Methionine dependence in tumor cells: The potential role of cobalamin and MMACHC.

Methionine dependence of tumor cell lines, the inability to grow in tissue culture media lacking methionine but supplemented with homocysteine, has been known for decades, but an understanding of the mechanism underlying this phenomenon remains incomplete. Methionine dependence of certain glioma and melanoma cell lines has been linked to alterations in the metabolism of cobalamin (vitamin B). In the MeWo LC1 melanoma line, complementation analysis demonstrated that the genetic defect affected the same locus mutated in the cblC inborn error of cobalamin metabolism; hypermethylation of the MMACHC promoter was subsequently demonstrated.

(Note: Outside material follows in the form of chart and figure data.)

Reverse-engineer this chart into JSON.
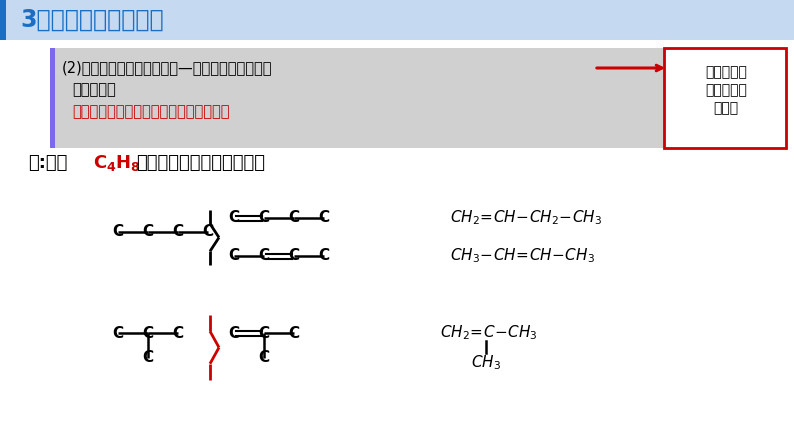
{
  "title": "3、同分异构体的书写",
  "title_color": "#1A6FC4",
  "title_bg": "#C5D9F1",
  "box_bg": "#C8C8C8",
  "box_accent_color": "#7B68EE",
  "box_line1": "(2)烯烃的同分异构体的书写—碳链异构和位置异构",
  "box_line2": "书写方法：",
  "box_line3": "先写出所有的碳链异构，再移动官能团。",
  "box_line3_color": "#CC0000",
  "side_box_text_line1": "官能团的位",
  "side_box_text_line2": "置不同引起",
  "side_box_text_line3": "的异构",
  "side_box_edge": "#CC0000",
  "arrow_color": "#CC0000",
  "example_prefix": "例:写出",
  "example_formula": "C₄H₈",
  "example_suffix": "的属于烯烃类的同分异构体",
  "formula_color": "#CC0000",
  "white_bg": "#FFFFFF",
  "black": "#000000",
  "brace_black": "#000000",
  "brace_red": "#CC0000"
}
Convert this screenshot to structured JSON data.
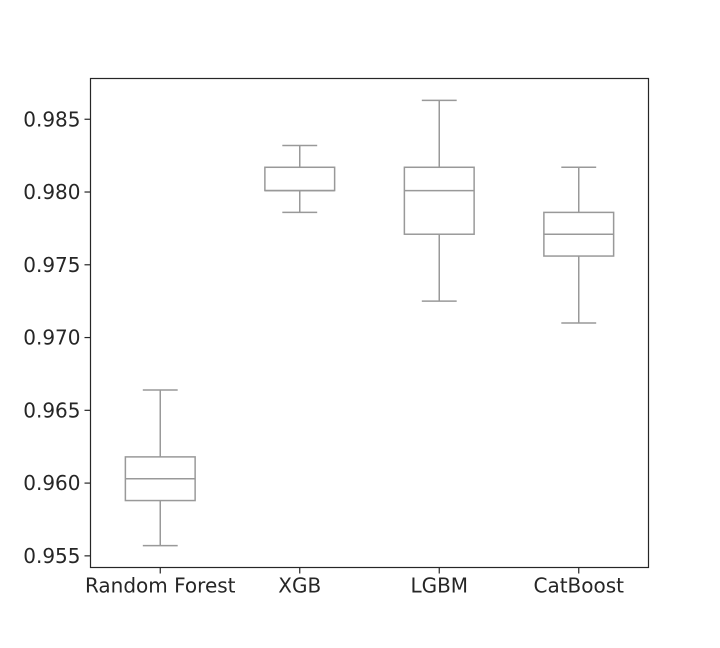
{
  "chart_data": {
    "type": "box",
    "title": "",
    "xlabel": "",
    "ylabel": "",
    "ylim": [
      0.9542,
      0.9878
    ],
    "yticks": [
      0.955,
      0.96,
      0.965,
      0.97,
      0.975,
      0.98,
      0.985
    ],
    "ytick_labels": [
      "0.955",
      "0.960",
      "0.965",
      "0.970",
      "0.975",
      "0.980",
      "0.985"
    ],
    "grid": false,
    "categories": [
      "Random Forest",
      "XGB",
      "LGBM",
      "CatBoost"
    ],
    "boxes": [
      {
        "category": "Random Forest",
        "whisker_low": 0.9557,
        "q1": 0.9588,
        "median": 0.9603,
        "q3": 0.9618,
        "whisker_high": 0.9664
      },
      {
        "category": "XGB",
        "whisker_low": 0.9786,
        "q1": 0.9801,
        "median": 0.9801,
        "q3": 0.9817,
        "whisker_high": 0.9832
      },
      {
        "category": "LGBM",
        "whisker_low": 0.9725,
        "q1": 0.9771,
        "median": 0.9801,
        "q3": 0.9817,
        "whisker_high": 0.9863
      },
      {
        "category": "CatBoost",
        "whisker_low": 0.971,
        "q1": 0.9756,
        "median": 0.9771,
        "q3": 0.9786,
        "whisker_high": 0.9817
      }
    ],
    "colors": {
      "box_edge": "#999999",
      "axes_edge": "#262626",
      "text": "#262626"
    }
  }
}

Analysis of data in the Cancer Cell Line Encyclopedia showed increased MMACHC methylation levels in melanoma lines compared to other types of cancer. RNA sequencing data from isolated tumors, tabulated at the cBioPortal for Cancer Genomics website, showed decreased MMACHC expression compared to other tumors; and methylation data tabulated at the TGGA Wanderer website demonstrated increased MMACHC methylation. These data suggest that disruptions in cobalamin metabolism might play a more general role in methionine dependence, and potentially in the pathogenesis of melanoma cell lines and primary tumors.